Simplifying a complex, overdetermined world

Submitted by drupaladmin on 31 May 2012.

Ecology is complicated. Anything we might want to measure is affected by lots of different factors. As a researcher, how do you deal with that?

One way to deal with it is to try to focus on the most important factors. Try to "capture the essence" of what's going on. Focus on developing an understanding of the "big picture" that's "robust" to secondary details (meaning that the big picture would basically look and behave the same way, no matter what the secondary details). This is how I once would have justified my own interest in, say, simple theoretical food web models (e.g., Leibold 1996). Sure, they're a caricature of any real-world system. But a caricature is a recognizable—indeed, hyper-recognizable—portrait. The whole point of a caricature is to emphasize the most important or distinctive features of the subject. A caricature that's not recognizable, that's not basically correct, is a very poor caricature.

But here's a problem I've wondered about on and off for a long time: what's the difference between a simplification that "captures the essence" of a more complex reality, and one that only appears to do so, but actually just gives the right answer for the wrong reasons? After all, as ecologists we aren't in the position of an artist drawing a caricature.
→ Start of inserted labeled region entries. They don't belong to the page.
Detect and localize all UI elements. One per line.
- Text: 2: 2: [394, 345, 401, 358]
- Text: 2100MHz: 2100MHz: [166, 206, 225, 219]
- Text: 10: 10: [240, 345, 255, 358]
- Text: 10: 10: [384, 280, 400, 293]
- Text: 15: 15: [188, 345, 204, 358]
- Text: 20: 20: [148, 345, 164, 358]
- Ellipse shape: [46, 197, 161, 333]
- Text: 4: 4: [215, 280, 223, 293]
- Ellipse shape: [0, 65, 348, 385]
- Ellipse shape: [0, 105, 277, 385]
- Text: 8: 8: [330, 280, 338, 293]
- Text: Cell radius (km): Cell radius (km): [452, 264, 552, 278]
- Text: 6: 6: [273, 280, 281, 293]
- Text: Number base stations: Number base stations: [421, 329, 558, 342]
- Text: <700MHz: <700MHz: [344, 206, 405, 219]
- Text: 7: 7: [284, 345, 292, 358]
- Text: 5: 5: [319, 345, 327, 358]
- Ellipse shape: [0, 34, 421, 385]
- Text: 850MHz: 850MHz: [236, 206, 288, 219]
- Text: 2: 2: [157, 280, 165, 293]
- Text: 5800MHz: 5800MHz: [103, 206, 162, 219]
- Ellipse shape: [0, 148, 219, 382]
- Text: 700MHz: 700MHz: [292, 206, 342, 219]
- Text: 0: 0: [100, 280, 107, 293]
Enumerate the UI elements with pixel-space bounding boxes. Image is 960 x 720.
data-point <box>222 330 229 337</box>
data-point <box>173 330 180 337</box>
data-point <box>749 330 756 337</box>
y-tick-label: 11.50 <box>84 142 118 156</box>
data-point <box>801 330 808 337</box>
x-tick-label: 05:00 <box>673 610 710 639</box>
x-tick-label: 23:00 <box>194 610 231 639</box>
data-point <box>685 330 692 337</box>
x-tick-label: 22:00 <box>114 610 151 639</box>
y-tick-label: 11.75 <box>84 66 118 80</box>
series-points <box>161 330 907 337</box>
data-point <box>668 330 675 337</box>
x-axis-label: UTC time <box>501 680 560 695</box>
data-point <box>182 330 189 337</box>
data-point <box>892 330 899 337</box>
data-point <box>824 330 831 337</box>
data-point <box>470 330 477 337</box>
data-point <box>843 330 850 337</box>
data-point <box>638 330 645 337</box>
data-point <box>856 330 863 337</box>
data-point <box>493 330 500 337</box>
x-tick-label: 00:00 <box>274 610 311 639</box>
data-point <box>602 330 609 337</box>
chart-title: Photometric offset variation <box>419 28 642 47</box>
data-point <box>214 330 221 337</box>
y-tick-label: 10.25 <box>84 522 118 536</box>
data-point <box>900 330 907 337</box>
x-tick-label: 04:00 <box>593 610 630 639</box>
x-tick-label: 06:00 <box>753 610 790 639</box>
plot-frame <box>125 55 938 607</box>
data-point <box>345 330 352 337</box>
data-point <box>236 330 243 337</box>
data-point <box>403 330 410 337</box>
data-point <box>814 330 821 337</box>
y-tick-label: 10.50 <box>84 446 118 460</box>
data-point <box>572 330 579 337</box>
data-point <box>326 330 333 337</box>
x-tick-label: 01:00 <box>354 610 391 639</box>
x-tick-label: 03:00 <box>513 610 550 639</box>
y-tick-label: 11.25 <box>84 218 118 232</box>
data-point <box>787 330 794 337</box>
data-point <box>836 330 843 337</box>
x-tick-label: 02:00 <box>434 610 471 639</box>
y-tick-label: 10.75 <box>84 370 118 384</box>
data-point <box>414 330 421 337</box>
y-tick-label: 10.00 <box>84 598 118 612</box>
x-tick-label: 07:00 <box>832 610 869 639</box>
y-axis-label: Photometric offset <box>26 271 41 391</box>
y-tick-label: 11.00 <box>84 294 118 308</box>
We don't know for sure what our subject actually looks like, though of course we have some idea. So it's not obvious that our caricatures are instantly-recongizable likenesses of whatever bit of nature we're trying to caricature.

Now, one possible response to this concern is to deny that getting the right answer for the wrong reasons is even a possibility. If we develop a simplified picture of how the world works, then any omitted details which don't change the predictions are surely unimportant, right? If our model makes basically the right predictions, then it's basically right, at least as far as we can tell? Right?

I'm not so sure. The reason why I worry about this is what philosophers call "overdetermination". Overdetermination is when some event or state of affairs has multiple causes, any one of which might be sufficient on its own to bring about that event or state of affairs, and perhaps none of which is necessary. Philosophers, at least the few I've read, are fond of silly examples like Sherlock Holmes shooting Moriarty at the exact same instant as Moriarity is struck by lightning, leaving it unclear what caused Moriarty's death. But non-silly examples abound in ecology. Here's one from theoretical ecology (I could easily have picked an empirical example). The Rosenzweig-MacArthur predator-prey model predicts predator-prey cycles for some parameter values. Imagine adding into this model a time lag between predator consumption of prey and predator reproduction, one which is sufficient on its own to cause predator-prey cycles. Now here's the question: is the original Rosenzweig-MacArthur model a good approximation that "captures the essence" of why predator-prey cycles occur when there's also a time lag? Put another way, is the original Rosenzweig-MacArthur model "robust" to violation of its assumption of no time lags? Or in this more complex situation, is the Rosenzweig-MacArthur model misleading, a bad caricature rather than a good one?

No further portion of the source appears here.